Coccidiosis is a very common parasitic disease of chickens caused by infection with Eimeria
species (coccidia). Chickens become infected by swallowing the organism's eggs from the surrounding environment. Once swallowed, coccidia replicate in the cells of the bird, which in the process causes extensive damage to various organs within their bodies. The parasites are maintained and continue to spread to other birds by their ability to reproduce sexually inside the bird, forming eggs. The eggs are passed out of the bird through their droppings, and contaminate the surrounding environment. Other chickens become infected by ingesting these eggs. previous infection with coccidia, may develop immunity to the specific species in their environment. However, if their immune system is lowered due to infection with another disease, stress, or exposure to a new species of coccidia, they may develop coccidiosis. Outbreaks in flocks often occur when birds are stressed, overcrowded, and living in poor sanitary conditions. Even seemingly healthy flocks may be infected with coccidia, without showing any signs of disease.
There are at least 7 different species of Eimeria
(coccidia) that affect chickens which include E. acervulina, E. brunetti, E. maxima, E. mitis, E. necatric, E. praecox
and E. tenella
. Different species of coccidia target specific organs and areas of the body---such as the intestinal tract, kidneys, liver, and some throughout the body in red blood cells. Usually, chickens are affected by coccidia which destroy the lining of the bowel in the gastrointestinal tract, where the disease is referred to as intestinal coccidiosis. Chickens can also be infected my multiple species of coccidia at the same time.

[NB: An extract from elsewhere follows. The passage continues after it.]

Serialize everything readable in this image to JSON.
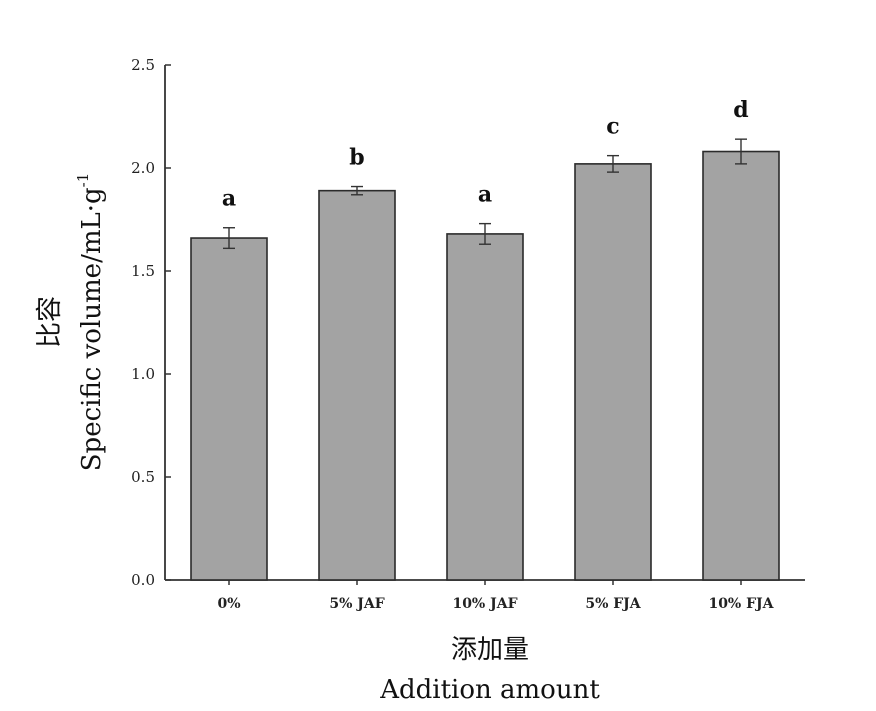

How Coccidia Affect Chickens
The severity of the disease in affected chickens varies from mild to severe, depending on the levels of coccidia present, site of infection, and the age and health status of the bird. When damage occurs to the lining of the bowel, it causes problems with the chicken's ability to digest food and properly absorb the nutrients. This may cause the chicken to loose weight, or show reduced weight gain of infected during growth as young birds. Damage to the lining of the bowel wall will also cause fluid to weep into the bowel, resulting in decreased red blood cell and total protein level counts in affected birds. These birds often tire quickly and may become out of breath after exercise. Chickens affected with coccidia are more susceptible to secondary infections, since it lowers their immunity.
Coccidia Life Cycle
(coccidia) are maintained in flocks through a complex life cycle. Chickens become infected initially by eating sporulated oocysts (coccidia "eggs"), present in the environment. Once infected with the parasite, these chickens will shed the oocysts (eggs) produced by the organism, thus continuing to contaminate the environment. Eimeria
have a short life cycle, varying between 4 to 6 days depending on the species.
Oocysts (eggs) can survive for up to 18 months in the environment under optimal soil moisture and temperature conditions.
Symptoms of Coccidiosis
Signs of coccidiosis vary somewhat depending on the number and species of coccidia present, site of infection, and the age and overall health status of the bird. In young chickens, under 6 months of age, affected birds may appear fluffed up in their appearance, show decreased activity level, and may develop green or watery droppings. They may show reduced weight gain or when affected as adults, lose weight. Chickens may tire easily during minimal activity and may develop secondary infections.
How Coccidiosis is Diagnosed
Coccidiosis is diagnosed through a fecal test on the chicken's droppings. Coccidia eggs can be identified when the feces is looked at with a microscope.
When young chickens are exposed to coccidia early on, as long as there are not excessive levels present in the environment, they will usually develop a natural immunity, without any treatment necessary. Emphasis should be placed on keeping their environment as clean and dry as possible.
If excessive levels of coccidia are present in the environment, and/or birds become stressed, they will likely require treatment. When adult chickens are introduced into a new environment, without having prior exposure to the particular species of coccidia while younger, they will not have developed immunity and be very vulnerable to the disease.
When treatment is necessary, there are a wide range of different options available--referred to as anticoccidial drugs. These include Toltrazuril, Amprolium, and Sulphonamides. When Toltrazuril is administered, it is important NOT to concurrently give supplements that contain vitamin B, for it will override the effects of the drug. Since coccidia have been known to develop a resistance to anticoccidial drugs, it is important to check the chicken's droppings following treatment, to evaluate whether it was effective.